金融庁は10月2日、「内部統制報告制度の関するQ&A(Q&A集)」を公開した。全部で14ページの文書で、20問のQ&Aを掲載している。

 IT統制や情報システムにかかわるQ&Aは4問。ここでいう内部統制報告制度とは、いわゆる日本版SOX法(J-SOX)を指す。Q&A集は、日本版SOX法の実務上の指針(ガイドライン)である「財務報告にかかわる内部統制の評価および監査に関する実施基準(実施基準)」を補完する文書である。

 システムにかかわる4問のうち、1問は「期末日前のシステム変更」についての考え方を示したものだ。残りの3問はIT統制の考え方の見解を挙げている。

 システム変更について、Q&A集では「期末前3カ月間はシステムを凍結するなど、内部統制の変更を行ってはならないとの議論があるが、どのように考えるべきか」との問いを設置。これに対しては「システムの改善を行うのは企業の判断であり、システムの変更を行うべきでないと監査人が結論づけることは適切でない」との趣旨の回答を示した。その上で、期末日直前に大規模なシステム変更を実行した場合の、内部統制の有効性の評価の方法についての考え方を示している。

 IT統制についての3問は、IT全般統制におけるIT基盤の管理方法、ITと手作業の統制の関係、IT全般統制の不備について、を挙げている。いずれも実施基準の内容を改めて解説したもの、新たな解釈はない。

 このほかにQ&A集では、内部統制の不備の判断基準、内部統制の有効性の評価方法(経営者評価)、評価範囲の設定、財務諸表監査との関係、経営者評価の監査方法、などについて見解を述べている。今回のQ&A集は、金融庁がこれまで「実施基準について質問が多かった項目を補う目的で作成する」といってきた文書である。

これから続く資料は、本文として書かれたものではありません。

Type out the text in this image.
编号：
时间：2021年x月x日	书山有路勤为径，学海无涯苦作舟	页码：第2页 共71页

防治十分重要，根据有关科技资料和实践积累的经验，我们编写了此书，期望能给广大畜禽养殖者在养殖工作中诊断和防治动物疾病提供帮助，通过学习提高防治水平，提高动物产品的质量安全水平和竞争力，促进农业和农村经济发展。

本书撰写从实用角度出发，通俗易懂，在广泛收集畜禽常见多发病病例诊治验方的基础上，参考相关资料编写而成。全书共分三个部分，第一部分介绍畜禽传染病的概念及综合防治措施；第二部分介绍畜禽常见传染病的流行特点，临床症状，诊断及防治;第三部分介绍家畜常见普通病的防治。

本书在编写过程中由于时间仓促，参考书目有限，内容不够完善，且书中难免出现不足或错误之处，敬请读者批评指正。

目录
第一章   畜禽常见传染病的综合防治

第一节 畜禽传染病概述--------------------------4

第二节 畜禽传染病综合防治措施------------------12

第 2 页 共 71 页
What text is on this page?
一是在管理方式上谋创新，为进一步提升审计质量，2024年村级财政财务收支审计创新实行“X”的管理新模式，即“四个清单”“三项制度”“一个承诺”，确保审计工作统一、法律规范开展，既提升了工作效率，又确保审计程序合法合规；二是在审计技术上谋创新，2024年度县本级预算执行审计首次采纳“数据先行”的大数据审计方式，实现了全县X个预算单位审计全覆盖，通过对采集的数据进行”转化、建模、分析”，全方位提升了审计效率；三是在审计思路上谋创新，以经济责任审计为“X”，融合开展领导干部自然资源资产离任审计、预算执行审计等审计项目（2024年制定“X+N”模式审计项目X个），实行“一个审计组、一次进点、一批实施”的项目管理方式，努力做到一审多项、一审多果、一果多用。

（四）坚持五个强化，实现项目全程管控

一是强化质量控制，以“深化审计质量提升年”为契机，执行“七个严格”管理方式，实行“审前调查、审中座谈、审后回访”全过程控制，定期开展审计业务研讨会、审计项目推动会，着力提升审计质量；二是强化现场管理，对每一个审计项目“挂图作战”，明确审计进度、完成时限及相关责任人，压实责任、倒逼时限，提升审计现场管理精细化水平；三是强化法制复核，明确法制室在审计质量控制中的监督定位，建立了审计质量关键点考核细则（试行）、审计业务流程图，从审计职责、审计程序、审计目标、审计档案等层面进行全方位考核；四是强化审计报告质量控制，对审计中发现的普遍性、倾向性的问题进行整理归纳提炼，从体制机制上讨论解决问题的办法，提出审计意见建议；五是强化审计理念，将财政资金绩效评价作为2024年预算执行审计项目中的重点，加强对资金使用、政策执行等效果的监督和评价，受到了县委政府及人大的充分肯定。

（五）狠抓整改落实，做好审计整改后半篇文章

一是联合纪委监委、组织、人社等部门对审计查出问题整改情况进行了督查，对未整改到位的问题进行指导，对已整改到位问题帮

 Q&A集と同時に金融庁は「内部統制府令ガイドライン」も公表した。8月に公開した「財務計算に関する書類その他の情報の適正性を確保するための体制に関する内閣府令」の指針である(関連記事)。内部統制の評価範囲や方法、監査、内部統制報告書の様式について3ページで補足している。内部統制の評価範囲についての補足では、業務委託をしている場合の委託先について、改めて「評価範囲に含める」とした。